Making matching wedding bands

Greetings Everyone,

I have been asked to make wedding bands for a young couple in the
area. They want the rings to be two-toned (silver & gold). I am very
new to jewelry and have never done two-toned rings before!

They want two matching bands without any stones that are pretty much
typical looking. If you can imagine the profile of the rings… they
want a hammered texture in the center with a depression on both
sides of that, which would be the gold tone and on the outside of
that, two raised rings caping both ends off. I hope I made that
clear enough to understand.

I tried to convince them to have the gold colored part recessed
below the surface of the profile so that it could be plated yellow
and not where off.

There is a cost issue so we won’t be making them out of white
gold… Silver is fine but silver is so soft and can tarnish
(Argentium is a possibility), I wasn’t sure it would hold up well
enough for wedding bands. Am I wrong?

The couple also suggested the possibility of stainless. I have a
Sherline metal lathe that I could attempt to turn the rings on and
then plate the recessed areas with gold. By the way, the females
ring will just be a smaller more ‘petite’ version of the males ring.

I’m asking for opinions and suggestions. What would you do if a
customer wanted silver “colored” rings but couldn’t afford white
gold… and also how would you accomplish the 'two-tone’
aspect…through plating? I do know plating wears off and that’s why
I suggested the plated ‘band’ be recessed so it doesn’t or very
rarely comes into contact with any surface.
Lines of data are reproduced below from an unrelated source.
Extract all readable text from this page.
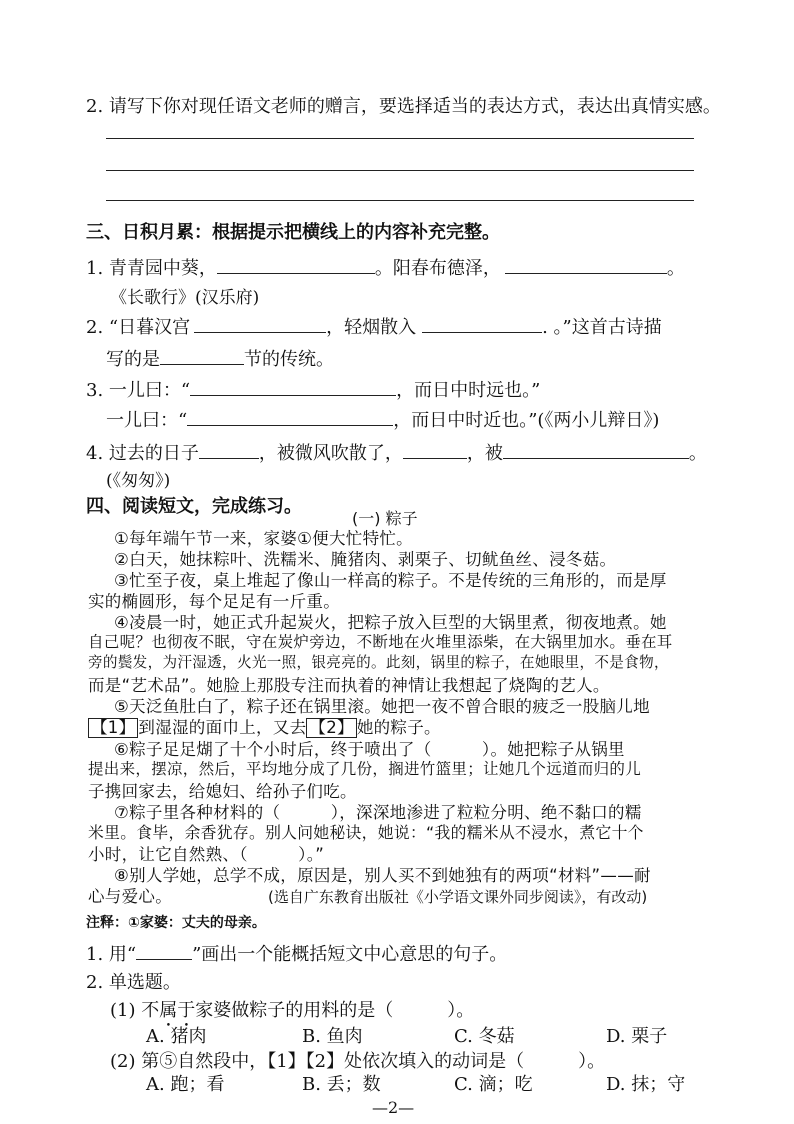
2. 请写下你对现任语文老师的赠言，要选择适当的表达方式，表达出真情实感。
三、日积月累：根据提示把横线上的内容补充完整。
1. 青青园中葵，	。阳春布德泽，	。
《长歌行》(汉乐府)
2. “日暮汉宫	，轻烟散入	. 。”这首古诗描
写的是	节的传统。
3. 一儿曰：“	，而日中时远也。”
一儿曰：“	，而日中时近也。”(《两小儿辩日》)
4. 过去的日子	，被微风吹散了，	，被	。
(《匆匆》)
四、阅读短文，完成练习。
(一) 粽子
①每年端午节一来，家婆①便大忙特忙。
②白天，她抹粽叶、洗糯米、腌猪肉、剥栗子、切鱿鱼丝、浸冬菇。
③忙至子夜，桌上堆起了像山一样高的粽子。不是传统的三角形的，而是厚
实的椭圆形，每个足足有一斤重。
④凌晨一时，她正式升起炭火，把粽子放入巨型的大锅里煮，彻夜地煮。她
自己呢？也彻夜不眠，守在炭炉旁边，不断地在火堆里添柴，在大锅里加水。垂在耳
旁的鬓发，为汗湿透，火光一照，银亮亮的。此刻，锅里的粽子，在她眼里，不是食物，
而是“艺术品”。她脸上那股专注而执着的神情让我想起了烧陶的艺人。
⑤天泛鱼肚白了，粽子还在锅里滚。她把一夜不曾合眼的疲乏一股脑儿地
【1】 到湿湿的面巾上，又去 【2】 她的粽子。
⑥粽子足足煳了十个小时后，终于喷出了（　　　）。她把粽子从锅里
提出来，摆凉，然后，平均地分成了几份，搁进竹篮里；让她几个远道而归的儿
子携回家去，给媳妇、给孙子们吃。
⑦粽子里各种材料的（　　　），深深地渗进了粒粒分明、绝不黏口的糯
米里。食毕，余香犹存。别人问她秘诀，她说：“我的糯米从不浸水，煮它十个
小时，让它自然熟、（　　　）。”
⑧别人学她，总学不成，原因是，别人买不到她独有的两项“材料”——耐
心与爱心。	(选自广东教育出版社《小学语文课外同步阅读》，有改动)
注释：①家婆：丈夫的母亲。
1. 用“	”画出一个能概括短文中心意思的句子。
2. 单选题。
(1) 不属于家婆做粽子的用料的是（　　　）。
A. 猪肉	B. 鱼肉	C. 冬菇	D. 栗子
(2) 第⑤自然段中，【1】【2】处依次填入的动词是（　　　）。
A. 跑；看	B. 丢；数	C. 滴；吃	D. 抹；守
—2—
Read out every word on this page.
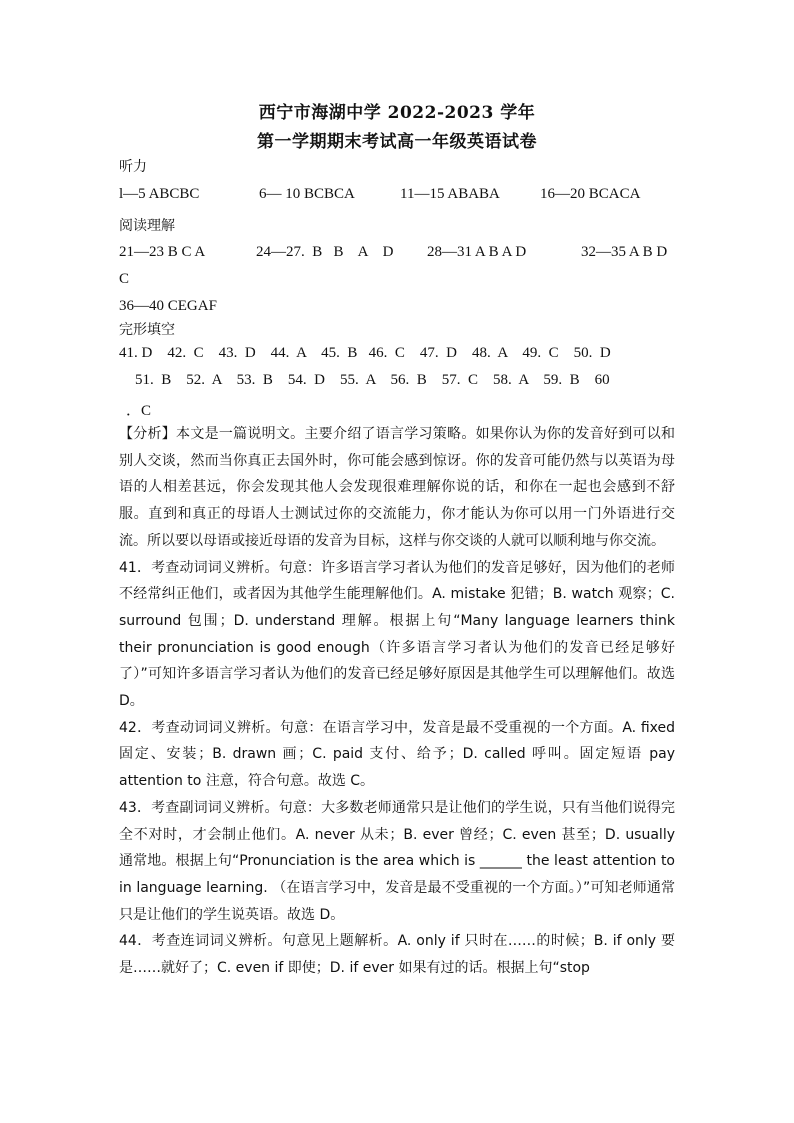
西宁市海湖中学 2022-2023 学年
第一学期期末考试高一年级英语试卷
听力
l—5 ABCBC	6— 10 BCBCA	11—15 ABABA	16—20 BCACA
阅读理解
21—23 B C A	24—27.  B   B    A    D 28—31 A B A D	32—35 A B D
C
36—40 CEGAF
完形填空
41. D    42.  C    43.  D    44.  A    45.  B   46.  C    47.  D    48.  A    49.  C    50.  D
51.  B    52.  A    53.  B    54.  D    55.  A    56.  B    57.  C    58.  A    59.  B    60
．C

【分析】本文是一篇说明文。主要介绍了语言学习策略。如果你认为你的发音好到可以和别人交谈，然而当你真正去国外时，你可能会感到惊讶。你的发音可能仍然与以英语为母语的人相差甚远，你会发现其他人会发现很难理解你说的话，和你在一起也会感到不舒服。直到和真正的母语人士测试过你的交流能力，你才能认为你可以用一门外语进行交流。所以要以母语或接近母语的发音为目标，这样与你交谈的人就可以顺利地与你交流。

41．考查动词词义辨析。句意：许多语言学习者认为他们的发音足够好，因为他们的老师不经常纠正他们，或者因为其他学生能理解他们。A. mistake 犯错；B. watch 观察；C. surround 包围；D. understand 理解。根据上句“Many language learners think their pronunciation is good enough（许多语言学习者认为他们的发音已经足够好了）”可知许多语言学习者认为他们的发音已经足够好原因是其他学生可以理解他们。故选 D。

42．考查动词词义辨析。句意：在语言学习中，发音是最不受重视的一个方面。A. fixed 固定、安装；B. drawn 画；C. paid 支付、给予；D. called 呼叫。固定短语 pay attention to 注意，符合句意。故选 C。

43．考查副词词义辨析。句意：大多数老师通常只是让他们的学生说，只有当他们说得完全不对时，才会制止他们。A. never 从未；B. ever 曾经；C. even 甚至；D. usually 通常地。根据上句“Pronunciation is the area which is ______ the least attention to in language learning. （在语言学习中，发音是最不受重视的一个方面。）”可知老师通常只是让他们的学生说英语。故选 D。

44．考查连词词义辨析。句意见上题解析。A. only if 只时在……的时候；B. if only 要是……就好了；C. even if 即使；D. if ever 如果有过的话。根据上句“stop
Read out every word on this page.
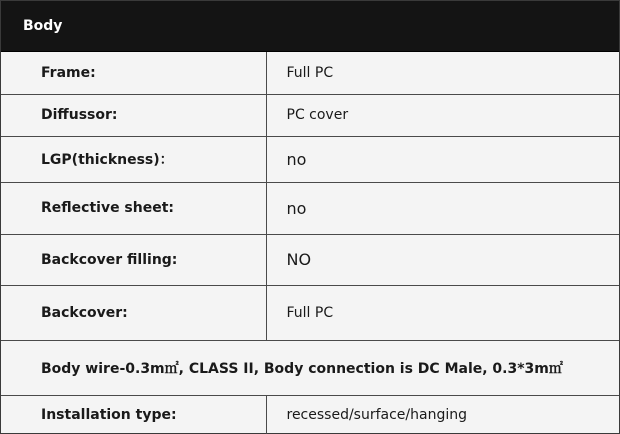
Body
Frame:	Full PC
Diffussor:	PC cover
LGP(thickness)：	no
Reflective sheet:	no
Backcover filling:	NO
Backcover:	Full PC
Body wire-0.3m㎡, CLASS II, Body connection is DC Male, 0.3*3m㎡	
Installation type:	recessed/surface/hanging
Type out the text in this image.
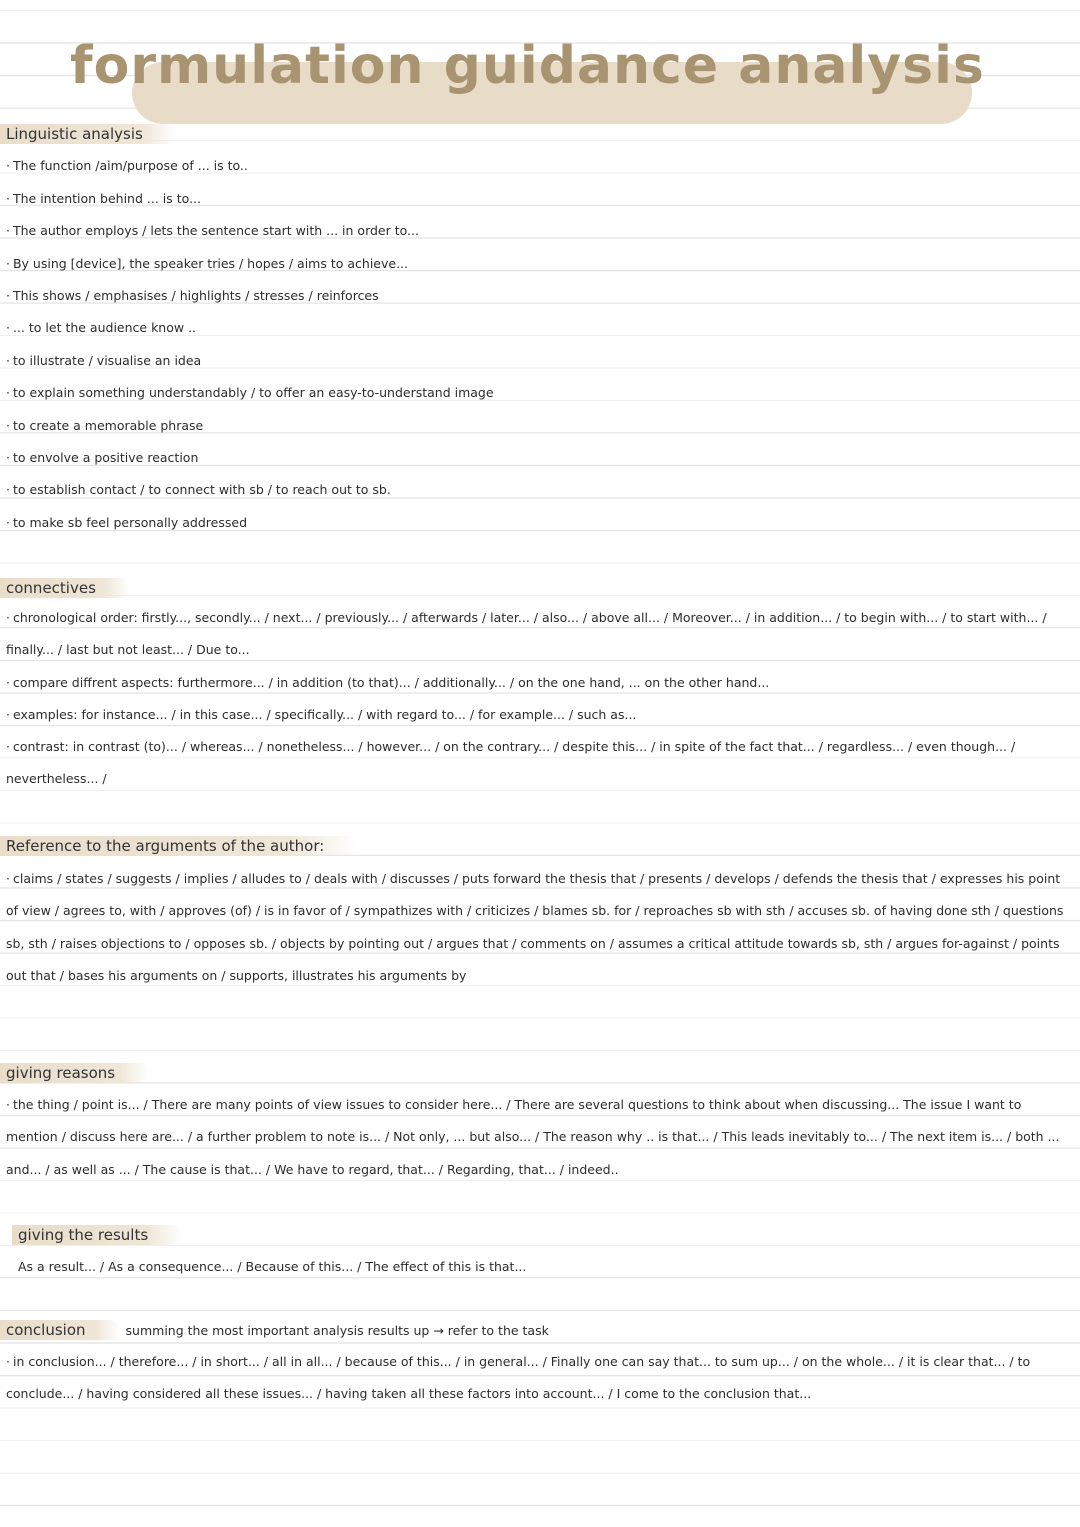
formulation guidance analysis
Linguistic analysis
· The function /aim/purpose of ... is to..
· The intention behind ... is to...
· The author employs / lets the sentence start with ... in order to...
· By using [device], the speaker tries / hopes / aims to achieve...
· This shows / emphasises / highlights / stresses / reinforces
· ... to let the audience know ..
· to illustrate / visualise an idea
· to explain something understandably / to offer an easy-to-understand image
· to create a memorable phrase
· to envolve a positive reaction
· to establish contact / to connect with sb / to reach out to sb.
· to make sb feel personally addressed
connectives

· chronological order: firstly..., secondly... / next... / previously... / afterwards / later... / also... / above all... / Moreover... / in addition... / to begin with... / to start with... / finally... / last but not least... / Due to...

· compare diffrent aspects: furthermore... / in addition (to that)... / additionally... / on the one hand, ... on the other hand...

· examples: for instance... / in this case... / specifically... / with regard to... / for example... / such as...

· contrast: in contrast (to)... / whereas... / nonetheless... / however... / on the contrary... / despite this... / in spite of the fact that... / regardless... / even though... / nevertheless... /

Reference to the arguments of the author:

· claims / states / suggests / implies / alludes to / deals with / discusses / puts forward the thesis that / presents / develops / defends the thesis that / expresses his point of view / agrees to, with / approves (of) / is in favor of / sympathizes with / criticizes / blames sb. for / reproaches sb with sth / accuses sb. of having done sth / questions sb, sth / raises objections to / opposes sb. / objects by pointing out / argues that / comments on / assumes a critical attitude towards sb, sth / argues for-against / points out that / bases his arguments on / supports, illustrates his arguments by

giving reasons

· the thing / point is... / There are many points of view issues to consider here... / There are several questions to think about when discussing... The issue I want to mention / discuss here are... / a further problem to note is... / Not only, ... but also... / The reason why .. is that... / This leads inevitably to... / The next item is... / both ... and... / as well as ... / The cause is that... / We have to regard, that... / Regarding, that... / indeed..

giving the results

As a result... / As a consequence... / Because of this... / The effect of this is that...

conclusion	summing the most important analysis results up → refer to the task

· in conclusion... / therefore... / in short... / all in all... / because of this... / in general... / Finally one can say that... to sum up... / on the whole... / it is clear that... / to conclude... / having considered all these issues... / having taken all these factors into account... / I come to the conclusion that...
I don’t really like the idea of making them stainless because of the
inability to re-size… and also… who wants stainless wedding bands
to symbolize marriage?

I much appreciate any suggestions. I have to have these done by the
first week in September.!!

Thanks guys!!!

Since you have a lathe, here’s a quick way to get the effect without
perishable plating.

Take a seamless sterling band a few sizes(two? depends on how deep
the grooves are) smaller than customer’s finger size and mount it in
your lathe. Cut two grooves for where you want the gold. Make two
thin gold bands(wires, really) with a cross section suitable for the
grooves. Make them so they just barely fit over the ring. Put the
sterling ring in a ring stretcher and place the gold ‘washers’ in the
grooves and stretch away. Finish as desired. No need to solder the
gold to the sterling, in fact its better and neater if you don’t. If
you don’t have access to a stretcher you could probably use the
hammering texture to spread the silver ring.

This will work better with a comfort fit type ring. This is not
theoretical, I’ve done it several times.